Nov 13 17:27:16 fedora-rawhide-127-0-0-2-2201 systemd[1]: nfs-mountd.service: Killing process 1636 (rpc.mountd) with signal SIGABRT.
Nov 13 17:27:46 fedora-rawhide-127-0-0-2-2201 systemd[1]: nfs-mountd.service: Control process exited, code=dumped, status=6/ABRT
Nov 13 17:27:46 fedora-rawhide-127-0-0-2-2201 systemd[1]: nfs-mountd.service: Failed with result 'timeout'.
Nov 13 17:27:46 fedora-rawhide-127-0-0-2-2201 systemd[1]: Failed to start nfs-mountd.service - NFS Mount Daemon.

Comment 6 Steve Dickson 2024-11-13 17:31:12 UTC
It appears the problem is with libtirpc-1.3.6-0.rc1... 

If you downgrade to libtirpc-1.3.6-0 the problem
should go away... That's what I'm seeing and
anybody verify?

Comment 7 Fedora Update System 2024-11-13 19:10:55 UTC
FEDORA-2024-1ec4cd5fd3 (libtirpc-1.3.6-1.fc41) has been submitted as an update to Fedora 41.
https://bodhi.fedoraproject.org/updates/FEDORA-2024-1ec4cd5fd3

Comment 8 Fedora Update System 2024-11-13 19:10:58 UTC
FEDORA-2024-e8733f31e3 (libtirpc-1.3.6-1.fc40) has been submitted as an update to Fedora 40.
https://bodhi.fedoraproject.org/updates/FEDORA-2024-e8733f31e3

Comment 9 Fedora Update System 2024-11-14 02:14:05 UTC
FEDORA-2024-1ec4cd5fd3 has been pushed to the Fedora 41 testing repository.
Soon you'll be able to install the update with the following command:
`sudo dnf upgrade --enablerepo=updates-testing --refresh --advisory=FEDORA-2024-1ec4cd5fd3`
You can provide feedback for this update here: https://bodhi.fedoraproject.org/updates/FEDORA-2024-1ec4cd5fd3

See also https://fedoraproject.org/wiki/QA:Updates_Testing for more information on how to test updates.

Comment 10 Fedora Update System 2024-11-14 03:32:21 UTC
FEDORA-2024-e8733f31e3 has been pushed to the Fedora 40 testing repository.
Soon you'll be able to install the update with the following command:
`sudo dnf upgrade --enablerepo=updates-testing --refresh --advisory=FEDORA-2024-e8733f31e3`
You can provide feedback for this update here: https://bodhi.fedoraproject.org/updates/FEDORA-2024-e8733f31e3

See also https://fedoraproject.org/wiki/QA:Updates_Testing for more information on how to test updates.

Comment 11 Martin Pitt 2024-11-14 06:21:30 UTC
Thanks!
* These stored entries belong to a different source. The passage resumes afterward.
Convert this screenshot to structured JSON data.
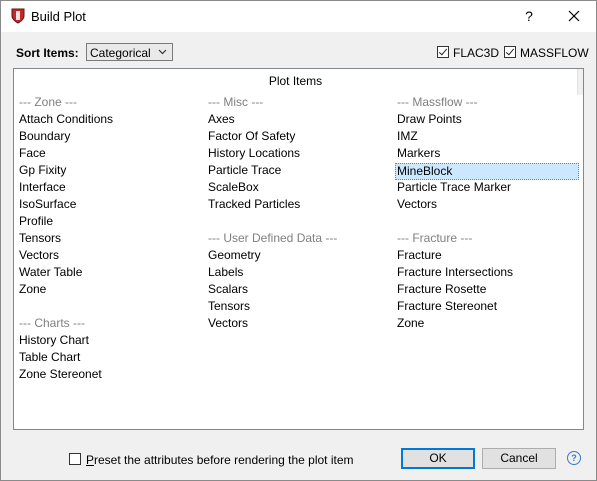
{
  "window": {
    "title": "Build Plot",
    "help_label": "?"
  },
  "sort": {
    "label": "Sort Items:",
    "selected": "Categorical"
  },
  "filters": [
    {
      "label": "FLAC3D",
      "checked": true
    },
    {
      "label": "MASSFLOW",
      "checked": true
    }
  ],
  "list": {
    "header": "Plot Items",
    "columns": [
      {
        "groups": [
          {
            "category": "--- Zone ---",
            "items": [
              "Attach Conditions",
              "Boundary",
              "Face",
              "Gp Fixity",
              "Interface",
              "IsoSurface",
              "Profile",
              "Tensors",
              "Vectors",
              "Water Table",
              "Zone"
            ]
          },
          {
            "category": "--- Charts ---",
            "items": [
              "History Chart",
              "Table Chart",
              "Zone Stereonet"
            ]
          }
        ]
      },
      {
        "groups": [
          {
            "category": "--- Misc ---",
            "items": [
              "Axes",
              "Factor Of Safety",
              "History Locations",
              "Particle Trace",
              "ScaleBox",
              "Tracked Particles"
            ]
          },
          {
            "category": "--- User Defined Data ---",
            "items": [
              "Geometry",
              "Labels",
              "Scalars",
              "Tensors",
              "Vectors"
            ]
          }
        ]
      },
      {
        "groups": [
          {
            "category": "--- Massflow ---",
            "items": [
              "Draw Points",
              "IMZ",
              "Markers",
              "MineBlock",
              "Particle Trace Marker",
              "Vectors"
            ]
          },
          {
            "category": "--- Fracture ---",
            "items": [
              "Fracture",
              "Fracture Intersections",
              "Fracture Rosette",
              "Fracture Stereonet",
              "Zone"
            ]
          }
        ]
      }
    ],
    "selected_item": "MineBlock"
  },
  "preset": {
    "label": "Preset the attributes before rendering the plot item",
    "checked": false
  },
  "buttons": {
    "ok": "OK",
    "cancel": "Cancel"
  },
  "help_icon_label": "?",
  "colors": {
    "accent": "#0078d7",
    "selection": "#cce8ff",
    "category": "#808080",
    "app_icon": "#c0282d"
  }
}
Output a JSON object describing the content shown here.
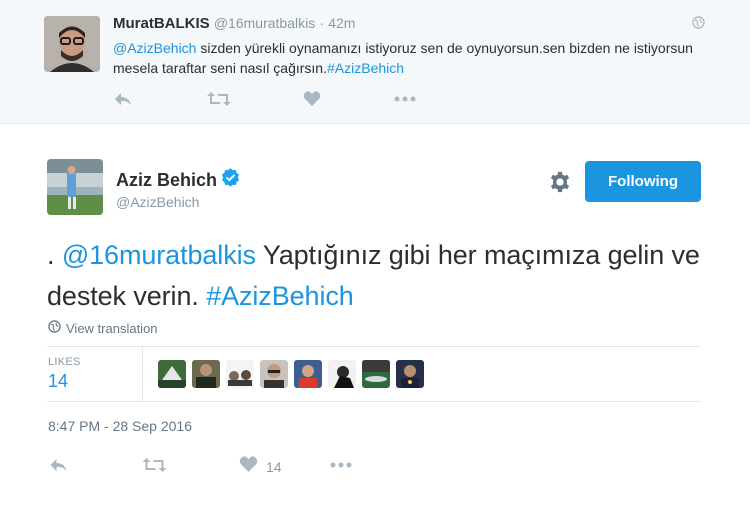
{
  "reply": {
    "name": "MuratBALKIS",
    "handle": "@16muratbalkis",
    "dot": "·",
    "time": "42m",
    "mention": "@AzizBehich",
    "text": " sizden yürekli oynamanızı istiyoruz sen de oynuyorsun.sen bizden ne istiyorsun mesela taraftar seni nasıl çağırsın.",
    "hashtag": "#AzizBehich",
    "actions": [
      "reply-icon",
      "retweet-icon",
      "like-icon",
      "more-icon"
    ]
  },
  "tweet": {
    "name": "Aziz Behich",
    "handle": "@AzizBehich",
    "follow_label": "Following",
    "prefix": ". ",
    "mention": "@16muratbalkis",
    "text": " Yaptığınız gibi her maçımıza gelin ve destek verin. ",
    "hashtag": "#AzizBehich",
    "view_translation": "View translation",
    "likes_label": "LIKES",
    "likes_count": "14",
    "timestamp": "8:47 PM - 28 Sep 2016",
    "like_action_count": "14"
  },
  "colors": {
    "accent": "#1b95e0",
    "verified": "#1da1f2",
    "muted": "#8899a6"
  }
}
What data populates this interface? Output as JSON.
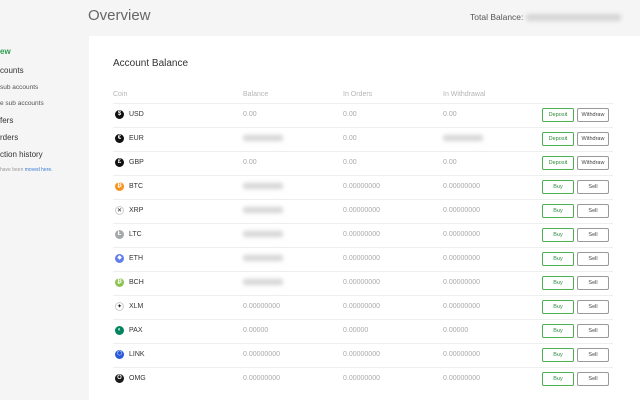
{
  "sidebar": {
    "items": [
      {
        "label": "ew"
      },
      {
        "label": "counts"
      },
      {
        "label": "sub accounts"
      },
      {
        "label": "e sub accounts"
      },
      {
        "label": "fers"
      },
      {
        "label": "rders"
      },
      {
        "label": "ction history"
      }
    ],
    "note": "have been",
    "note_link": "moved here."
  },
  "header": {
    "title": "Overview",
    "total_balance_label": "Total Balance:"
  },
  "card": {
    "title": "Account Balance",
    "columns": [
      "Coin",
      "Balance",
      "In Orders",
      "In Withdrawal"
    ]
  },
  "rows": [
    {
      "coin": "USD",
      "icon": "dollar-icon",
      "color": "#111111",
      "glyph": "$",
      "balance": "0.00",
      "orders": "0.00",
      "withdraw": "0.00",
      "btn1": "Deposit",
      "btn2": "Withdraw"
    },
    {
      "coin": "EUR",
      "icon": "euro-icon",
      "color": "#111111",
      "glyph": "€",
      "balance": "",
      "orders": "0.00",
      "withdraw": "",
      "btn1": "Deposit",
      "btn2": "Withdraw"
    },
    {
      "coin": "GBP",
      "icon": "pound-icon",
      "color": "#111111",
      "glyph": "£",
      "balance": "0.00",
      "orders": "0.00",
      "withdraw": "0.00",
      "btn1": "Deposit",
      "btn2": "Withdraw"
    },
    {
      "coin": "BTC",
      "icon": "bitcoin-icon",
      "color": "#f7931a",
      "glyph": "₿",
      "balance": "",
      "orders": "0.00000000",
      "withdraw": "0.00000000",
      "btn1": "Buy",
      "btn2": "Sell"
    },
    {
      "coin": "XRP",
      "icon": "xrp-icon",
      "color": "#ffffff",
      "glyph": "✕",
      "balance": "",
      "orders": "0.00000000",
      "withdraw": "0.00000000",
      "btn1": "Buy",
      "btn2": "Sell"
    },
    {
      "coin": "LTC",
      "icon": "litecoin-icon",
      "color": "#a6a9aa",
      "glyph": "Ł",
      "balance": "",
      "orders": "0.00000000",
      "withdraw": "0.00000000",
      "btn1": "Buy",
      "btn2": "Sell"
    },
    {
      "coin": "ETH",
      "icon": "ethereum-icon",
      "color": "#627eea",
      "glyph": "◆",
      "balance": "",
      "orders": "0.00000000",
      "withdraw": "0.00000000",
      "btn1": "Buy",
      "btn2": "Sell"
    },
    {
      "coin": "BCH",
      "icon": "bitcoin-cash-icon",
      "color": "#8dc351",
      "glyph": "₿",
      "balance": "",
      "orders": "0.00000000",
      "withdraw": "0.00000000",
      "btn1": "Buy",
      "btn2": "Sell"
    },
    {
      "coin": "XLM",
      "icon": "stellar-icon",
      "color": "#ffffff",
      "glyph": "✦",
      "balance": "0.00000000",
      "orders": "0.00000000",
      "withdraw": "0.00000000",
      "btn1": "Buy",
      "btn2": "Sell"
    },
    {
      "coin": "PAX",
      "icon": "pax-icon",
      "color": "#00845d",
      "glyph": "◐",
      "balance": "0.00000",
      "orders": "0.00000",
      "withdraw": "0.00000",
      "btn1": "Buy",
      "btn2": "Sell"
    },
    {
      "coin": "LINK",
      "icon": "chainlink-icon",
      "color": "#2a5ada",
      "glyph": "⬡",
      "balance": "0.00000000",
      "orders": "0.00000000",
      "withdraw": "0.00000000",
      "btn1": "Buy",
      "btn2": "Sell"
    },
    {
      "coin": "OMG",
      "icon": "omg-icon",
      "color": "#1a1a1a",
      "glyph": "O",
      "balance": "0.00000000",
      "orders": "0.00000000",
      "withdraw": "0.00000000",
      "btn1": "Buy",
      "btn2": "Sell"
    }
  ]
}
I confirmed that with nfs-utils-2.8.1-1.rc1.fc40 and libtirpc-1.3.6-1.fc40  update, things are happy again.

Comment 12 Fedora Update System 2024-11-16 02:02:02 UTC
FEDORA-2024-e8733f31e3 (libtirpc-1.3.6-1.fc40) has been pushed to the Fedora 40 stable repository.
If problem still persists, please make note of it in this bug report.

Comment 13 Fedora Update System 2024-11-16 02:14:56 UTC
FEDORA-2024-1ec4cd5fd3 (libtirpc-1.3.6-1.fc41) has been pushed to the Fedora 41 stable repository.
If problem still persists, please make note of it in this bug report.